Pye’s was – as laureateships have traditionally been – a political appointment. He was a friend to William Pitt, whose Whiggish-Toryish principles he shared. With revolution raging in France, a ‘safe’ laureate was desirable. The two greatest poets of the age – Robert Burns (radical, ‘low’, and Scottish) and William Cowper (barely sane) – were non-runners.
It was on Pye’s retiring from Parliament, in 1790, that he was given the consolatory appointment. He had prepared himself for it, years before, with a sycophantically loyal ode ‘On the Birth of the Prince of Wales’ (the poem headed his major collection, Poems on Various Subjects, 1787). Birthday poems were the principal task of the laureate and Pye did his worst in the genre.
Pye’s major achievement in the office of laureate was to abolish the annual ‘tierce of Canary wine’ (or ‘butt of sack’) that traditionally went with the post. He had it commuted to a cash remuneration of £27 to supplement the £100 honorarium. The payment continued well into the 20th century, although for nostalgic reasons the wine was also sometimes provided, ex gratia.
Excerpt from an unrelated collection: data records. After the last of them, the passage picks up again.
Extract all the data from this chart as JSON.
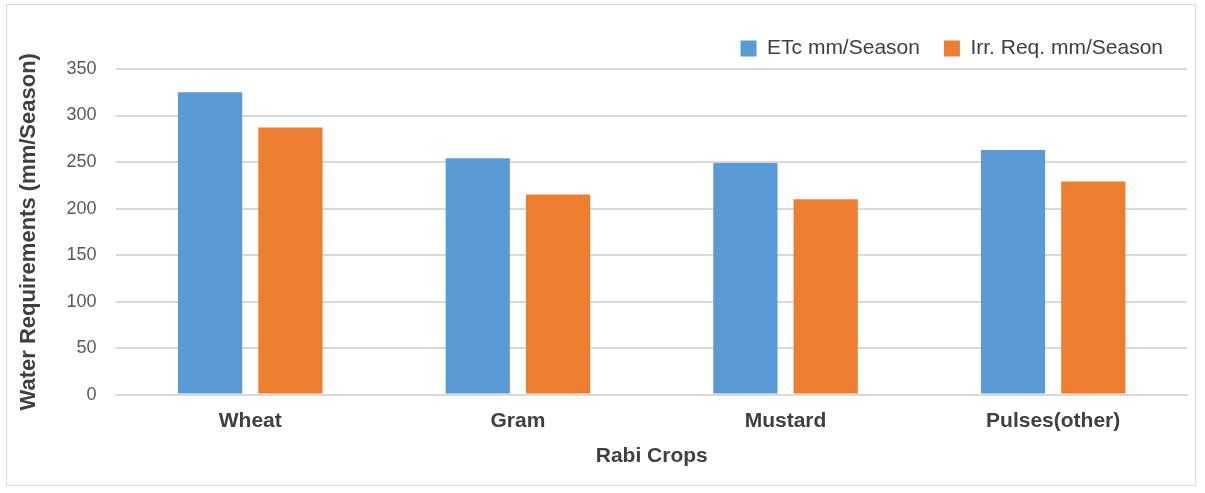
{
  "chart_data": {
    "type": "bar",
    "xlabel": "Rabi Crops",
    "ylabel": "Water Requirements (mm/Season)",
    "categories": [
      "Wheat",
      "Gram",
      "Mustard",
      "Pulses(other)"
    ],
    "series": [
      {
        "name": "ETc mm/Season",
        "color": "#5b9bd5",
        "values": [
          325,
          254,
          249,
          263
        ]
      },
      {
        "name": "Irr. Req. mm/Season",
        "color": "#ed7d31",
        "values": [
          287,
          215,
          210,
          229
        ]
      }
    ],
    "ylim": [
      0,
      350
    ],
    "yticks": [
      0,
      50,
      100,
      150,
      200,
      250,
      300,
      350
    ],
    "grid": "y",
    "legend": "top right"
  }
}
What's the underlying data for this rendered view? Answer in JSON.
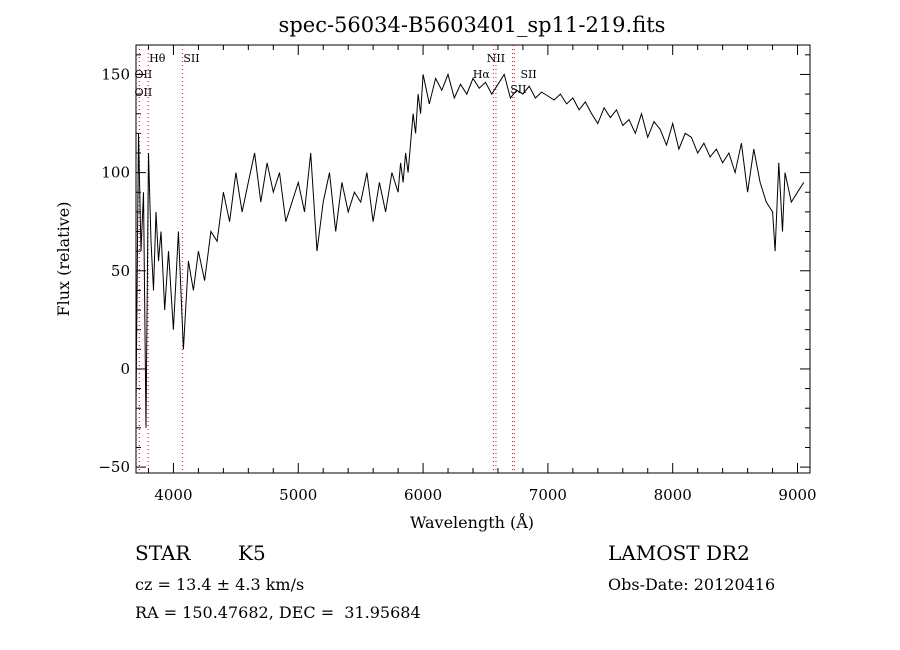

As a poet, Pye’s major effort as laureate was an epic on the greatest of English kings, Alfred (1801). Appearing as it did at the same period as Coleridge and Wordsworth’s Lyrical Ballads, it gives a fair demonstration of Pye’s merits as a poet. The following is his description of Alfred burning the cakes:
The objects round him, like the viewless air,
Pass o’er his mind, nor leave an image there;
Hence oft, with flippant tongue, the busy dame
The reckless stranger’s apathy would blame,
Who, careless, let the flame those viands waste,
His ready hunger ne’er refused to taste.
Ah! little deeming that her pensive guest,
High majesty, and higher worth, possess’d:
Or that her voice presumptuous dared to chide
Alfred, her country’s sovereign, and its pride.
Pye’s Aerophorion (1794) is, it is claimed, ‘the first poem in English to celebrate hot-air ballooning’. Hot air would seem to be somehow appropriate.